German political parties campaigning for elections next month are competing to attract 2 million voters with roots in the former Soviet Union, amid concerns that Russian propaganda could sway votes in the community. The biggest push for votes has come from the far-right Alternative for Germany (AfD), which has six Russian-German candidates on its party slate, and whose leaders have had two meetings with the community in recent weeks. Including candidates for the Social Democrats, conservatives and other parties, a record number of Russian-German candidates are standing in the election on Sept. 24, after years of having just one representative there – Heinrich Zertik, a member of Chancellor Angela Merkel’s Christian Democrats (CDU). Zertik is one of about 3 million Germans with roots in Russia and the former Soviet Union, whose ancestors moved there hundreds of years ago, but who faced persecution, torture and exile after two world wars.

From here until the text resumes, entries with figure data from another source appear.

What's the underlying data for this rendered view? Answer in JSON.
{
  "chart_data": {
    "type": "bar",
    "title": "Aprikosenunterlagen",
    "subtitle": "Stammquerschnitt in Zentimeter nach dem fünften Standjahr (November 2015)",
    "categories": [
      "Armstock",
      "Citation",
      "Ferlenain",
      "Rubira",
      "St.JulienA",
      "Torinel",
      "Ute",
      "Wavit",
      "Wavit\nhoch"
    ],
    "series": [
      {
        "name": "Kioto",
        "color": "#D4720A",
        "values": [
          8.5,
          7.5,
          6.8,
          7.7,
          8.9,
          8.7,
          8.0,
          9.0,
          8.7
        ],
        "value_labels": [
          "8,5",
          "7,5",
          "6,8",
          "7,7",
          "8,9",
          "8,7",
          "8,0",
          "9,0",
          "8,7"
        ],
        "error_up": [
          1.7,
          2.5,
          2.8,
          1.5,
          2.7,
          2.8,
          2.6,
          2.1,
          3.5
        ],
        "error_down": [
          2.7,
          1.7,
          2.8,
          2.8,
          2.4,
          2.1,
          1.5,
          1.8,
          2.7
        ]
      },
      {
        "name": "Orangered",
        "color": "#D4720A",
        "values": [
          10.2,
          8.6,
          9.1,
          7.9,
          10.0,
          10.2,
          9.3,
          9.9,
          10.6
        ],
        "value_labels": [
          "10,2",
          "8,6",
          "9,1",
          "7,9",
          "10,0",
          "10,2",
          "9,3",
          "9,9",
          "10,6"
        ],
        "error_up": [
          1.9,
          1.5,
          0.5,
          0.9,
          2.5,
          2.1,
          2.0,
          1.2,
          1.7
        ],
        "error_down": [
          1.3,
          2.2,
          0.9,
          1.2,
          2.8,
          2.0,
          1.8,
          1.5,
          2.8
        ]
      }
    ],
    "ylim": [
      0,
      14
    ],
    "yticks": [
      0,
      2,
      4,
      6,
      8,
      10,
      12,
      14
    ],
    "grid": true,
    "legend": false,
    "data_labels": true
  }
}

Long invisible, the Russian-German population came under the spotlight in January 2016 when an estimated 10,000 of its members hit the streets to protest the alleged rape by migrants of a 13-year-old Russian-German girl.
German police quickly debunked the story as fake news, but the rapid mobilization of so many Russian-Germans through social media raised concerns that they were susceptible to influence operations from Russia.
Western intelligence officials say Moscow is using social media, the expansion of the RT and Sputnik media outlets, and satellite broadcasts to challenge sanctions imposed over Russia’s involvement in Ukraine.